What Counts as Income for a Car Loan?
Here’s the list of income sources that are considered when you calculate your DTI ratio:
- Self-employment income (must be verified via tax returns)
- Tips (if applicable)
- Investment income (rental property, stocks, bonds – must be verified via tax returns)
- Social Security benefits
- Child support
What is Considered Debt?
Here are the monthly debts that are considered when calculating your debt-to-income ratio:
- Credit card payments
- Home loan
- Student loans
- Personal loans
- Debt consolidation loan
- Child support or alimony payments
- Other payment dues that appear on your credit report
What are the Other Expenses to Consider When Buying a Car?

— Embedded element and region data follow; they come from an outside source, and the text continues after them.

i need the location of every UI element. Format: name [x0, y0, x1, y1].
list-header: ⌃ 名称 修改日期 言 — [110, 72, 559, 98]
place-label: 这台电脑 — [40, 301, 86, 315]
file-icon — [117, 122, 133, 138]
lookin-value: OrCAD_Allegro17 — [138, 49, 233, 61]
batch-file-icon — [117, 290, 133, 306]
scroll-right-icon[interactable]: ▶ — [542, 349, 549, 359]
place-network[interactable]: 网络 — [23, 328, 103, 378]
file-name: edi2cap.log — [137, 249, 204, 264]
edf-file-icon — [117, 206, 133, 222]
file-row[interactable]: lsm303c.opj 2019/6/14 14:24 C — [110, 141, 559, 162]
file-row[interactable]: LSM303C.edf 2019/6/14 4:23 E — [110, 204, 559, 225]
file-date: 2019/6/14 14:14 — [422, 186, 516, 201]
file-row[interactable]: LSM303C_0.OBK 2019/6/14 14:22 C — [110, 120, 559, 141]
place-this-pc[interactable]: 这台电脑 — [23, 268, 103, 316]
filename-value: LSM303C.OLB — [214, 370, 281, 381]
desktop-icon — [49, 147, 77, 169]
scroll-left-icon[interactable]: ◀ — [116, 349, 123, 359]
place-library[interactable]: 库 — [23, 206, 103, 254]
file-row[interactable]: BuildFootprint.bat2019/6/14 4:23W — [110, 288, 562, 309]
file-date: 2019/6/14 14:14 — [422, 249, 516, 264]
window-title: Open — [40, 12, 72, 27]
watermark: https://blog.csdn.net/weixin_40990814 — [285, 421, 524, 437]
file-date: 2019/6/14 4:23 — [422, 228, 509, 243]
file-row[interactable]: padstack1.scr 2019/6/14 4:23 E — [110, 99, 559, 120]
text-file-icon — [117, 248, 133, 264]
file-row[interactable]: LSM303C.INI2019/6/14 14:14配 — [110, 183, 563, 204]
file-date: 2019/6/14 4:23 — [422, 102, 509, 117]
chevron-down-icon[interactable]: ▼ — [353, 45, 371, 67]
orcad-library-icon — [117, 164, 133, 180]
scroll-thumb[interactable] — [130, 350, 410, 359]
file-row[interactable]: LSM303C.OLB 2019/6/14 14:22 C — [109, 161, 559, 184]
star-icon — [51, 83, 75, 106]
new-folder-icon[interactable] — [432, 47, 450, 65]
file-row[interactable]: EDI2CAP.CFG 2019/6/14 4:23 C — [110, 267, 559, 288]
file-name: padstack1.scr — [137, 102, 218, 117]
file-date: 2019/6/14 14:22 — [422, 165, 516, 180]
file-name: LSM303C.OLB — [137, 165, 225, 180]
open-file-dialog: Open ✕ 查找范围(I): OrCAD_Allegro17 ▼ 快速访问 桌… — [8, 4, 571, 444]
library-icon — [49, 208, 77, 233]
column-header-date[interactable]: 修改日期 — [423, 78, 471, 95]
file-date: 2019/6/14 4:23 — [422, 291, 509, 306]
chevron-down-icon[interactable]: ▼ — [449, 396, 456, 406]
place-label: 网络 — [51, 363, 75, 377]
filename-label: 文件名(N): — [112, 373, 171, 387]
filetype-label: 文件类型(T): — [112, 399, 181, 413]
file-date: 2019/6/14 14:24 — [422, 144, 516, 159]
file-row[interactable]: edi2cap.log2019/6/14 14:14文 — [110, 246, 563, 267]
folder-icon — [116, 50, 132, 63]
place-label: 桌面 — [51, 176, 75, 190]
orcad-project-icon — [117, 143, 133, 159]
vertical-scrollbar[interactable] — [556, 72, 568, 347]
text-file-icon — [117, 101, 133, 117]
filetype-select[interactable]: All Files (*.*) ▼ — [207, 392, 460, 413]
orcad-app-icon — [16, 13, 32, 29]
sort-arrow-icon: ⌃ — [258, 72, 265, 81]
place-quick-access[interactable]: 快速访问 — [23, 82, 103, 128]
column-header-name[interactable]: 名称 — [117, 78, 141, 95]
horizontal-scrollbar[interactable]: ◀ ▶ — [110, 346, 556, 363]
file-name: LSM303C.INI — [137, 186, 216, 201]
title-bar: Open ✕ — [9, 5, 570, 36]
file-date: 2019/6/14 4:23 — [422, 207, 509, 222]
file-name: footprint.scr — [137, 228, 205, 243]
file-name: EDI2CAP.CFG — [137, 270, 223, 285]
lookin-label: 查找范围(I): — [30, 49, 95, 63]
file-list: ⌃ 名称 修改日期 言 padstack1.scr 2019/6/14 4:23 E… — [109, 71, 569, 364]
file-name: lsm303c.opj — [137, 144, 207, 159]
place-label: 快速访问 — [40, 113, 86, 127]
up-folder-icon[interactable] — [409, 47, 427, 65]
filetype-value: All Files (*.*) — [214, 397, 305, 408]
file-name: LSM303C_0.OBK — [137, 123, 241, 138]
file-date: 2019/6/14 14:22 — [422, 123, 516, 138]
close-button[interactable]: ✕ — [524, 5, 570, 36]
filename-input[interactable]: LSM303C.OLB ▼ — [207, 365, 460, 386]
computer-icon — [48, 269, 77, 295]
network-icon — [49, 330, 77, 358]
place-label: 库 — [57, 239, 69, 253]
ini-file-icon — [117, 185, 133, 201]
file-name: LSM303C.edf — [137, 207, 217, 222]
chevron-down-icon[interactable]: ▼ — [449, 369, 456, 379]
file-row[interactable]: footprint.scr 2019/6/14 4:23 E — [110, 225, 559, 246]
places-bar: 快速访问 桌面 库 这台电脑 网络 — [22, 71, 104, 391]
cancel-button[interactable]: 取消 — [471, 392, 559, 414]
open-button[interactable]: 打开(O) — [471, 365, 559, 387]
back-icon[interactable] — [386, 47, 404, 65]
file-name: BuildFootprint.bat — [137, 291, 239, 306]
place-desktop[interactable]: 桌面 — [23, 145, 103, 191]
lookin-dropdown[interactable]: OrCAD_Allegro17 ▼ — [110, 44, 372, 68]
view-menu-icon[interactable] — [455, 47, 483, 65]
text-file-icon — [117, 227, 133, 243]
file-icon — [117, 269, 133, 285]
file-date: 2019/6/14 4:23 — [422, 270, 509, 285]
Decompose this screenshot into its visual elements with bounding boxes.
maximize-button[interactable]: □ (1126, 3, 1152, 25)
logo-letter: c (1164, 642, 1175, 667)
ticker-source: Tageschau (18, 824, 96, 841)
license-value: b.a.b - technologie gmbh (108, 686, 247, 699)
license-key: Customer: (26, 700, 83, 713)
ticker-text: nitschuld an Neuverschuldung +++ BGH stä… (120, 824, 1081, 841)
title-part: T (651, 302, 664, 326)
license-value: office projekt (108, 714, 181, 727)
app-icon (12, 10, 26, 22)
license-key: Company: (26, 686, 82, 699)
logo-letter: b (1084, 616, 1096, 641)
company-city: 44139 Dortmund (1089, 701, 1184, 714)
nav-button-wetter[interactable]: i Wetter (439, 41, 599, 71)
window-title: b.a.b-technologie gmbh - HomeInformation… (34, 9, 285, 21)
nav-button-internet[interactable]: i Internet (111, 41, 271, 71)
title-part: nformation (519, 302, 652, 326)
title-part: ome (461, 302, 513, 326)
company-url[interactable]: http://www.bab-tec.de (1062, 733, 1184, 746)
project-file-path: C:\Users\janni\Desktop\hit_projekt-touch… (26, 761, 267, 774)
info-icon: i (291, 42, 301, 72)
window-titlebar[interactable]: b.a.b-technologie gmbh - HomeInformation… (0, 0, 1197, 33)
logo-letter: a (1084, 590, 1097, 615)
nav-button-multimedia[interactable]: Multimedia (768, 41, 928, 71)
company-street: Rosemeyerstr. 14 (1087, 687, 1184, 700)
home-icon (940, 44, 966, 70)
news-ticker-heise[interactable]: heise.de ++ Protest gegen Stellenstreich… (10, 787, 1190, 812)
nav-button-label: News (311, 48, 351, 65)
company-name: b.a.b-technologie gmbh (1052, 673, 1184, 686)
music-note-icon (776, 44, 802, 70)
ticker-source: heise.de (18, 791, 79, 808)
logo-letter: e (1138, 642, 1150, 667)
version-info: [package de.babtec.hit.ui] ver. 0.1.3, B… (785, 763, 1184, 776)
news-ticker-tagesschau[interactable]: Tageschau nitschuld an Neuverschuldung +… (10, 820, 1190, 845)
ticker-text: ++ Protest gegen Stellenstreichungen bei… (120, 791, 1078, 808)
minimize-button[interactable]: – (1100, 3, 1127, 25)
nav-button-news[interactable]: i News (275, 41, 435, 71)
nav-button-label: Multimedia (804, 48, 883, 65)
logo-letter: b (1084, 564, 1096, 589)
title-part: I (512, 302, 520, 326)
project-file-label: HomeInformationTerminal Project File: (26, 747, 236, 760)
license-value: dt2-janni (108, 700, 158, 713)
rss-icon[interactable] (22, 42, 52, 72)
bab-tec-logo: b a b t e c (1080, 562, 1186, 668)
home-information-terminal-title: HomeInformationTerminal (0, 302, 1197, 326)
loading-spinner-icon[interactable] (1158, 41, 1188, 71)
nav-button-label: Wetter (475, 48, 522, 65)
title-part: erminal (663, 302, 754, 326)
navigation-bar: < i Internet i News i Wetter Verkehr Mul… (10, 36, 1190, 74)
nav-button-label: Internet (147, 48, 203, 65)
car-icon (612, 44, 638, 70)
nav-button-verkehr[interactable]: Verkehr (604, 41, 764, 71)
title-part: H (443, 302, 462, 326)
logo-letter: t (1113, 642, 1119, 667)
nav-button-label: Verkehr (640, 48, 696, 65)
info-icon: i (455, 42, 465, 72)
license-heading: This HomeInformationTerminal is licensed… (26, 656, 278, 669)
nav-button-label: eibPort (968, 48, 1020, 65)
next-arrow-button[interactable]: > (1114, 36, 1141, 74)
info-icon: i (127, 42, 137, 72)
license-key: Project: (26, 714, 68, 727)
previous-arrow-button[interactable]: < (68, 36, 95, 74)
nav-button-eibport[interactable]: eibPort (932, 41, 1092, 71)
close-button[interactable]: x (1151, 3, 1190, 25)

Owning a car goes beyond the monthly loan payments. You’ll have to consider other expenses, which include the following:
- Regular insurance premiums
- Auto maintenance and repair costs
- Taxes and registration
- Parking fees (if you don’t have a garage)
You will find several car repayment calculators online to help in your calculation of how much mortgage you’re going to be paying every month for the amount of money that would like to borrow.
“How much can I borrow for a car?” That's a fairly common question for car buyers. You can also find free car loan calculators that could give you an estimate on how much fund you can get from lenders based on your credit, gross income a month, and debt factors.
Shop Around To Get The Best Rates
Here are some places that offer loans to people with a high debt-to-income ratio to buy cars or connect you with car or mortgage lenders that accommodate applicants with high DTI ratios. It pays to search around and compare the different rates and amounts offered. Please note that lenders may offer you a car loan but with higher interest rates.
If you’re looking to buy a car and hoping to secure a car loan to finance the purchase, you need to know if you have a good debt-to-income ratio. Lenders use it to determine if you can afford to pay off your bank loan for a car or other types of debts. Calculate your DTI ratio now and determine if you’re in a good position to apply. Find ways to reduce your DTI ratio if it is too high so you’ll have better chances of qualifying for an auto loan, mortgage, and personal loans.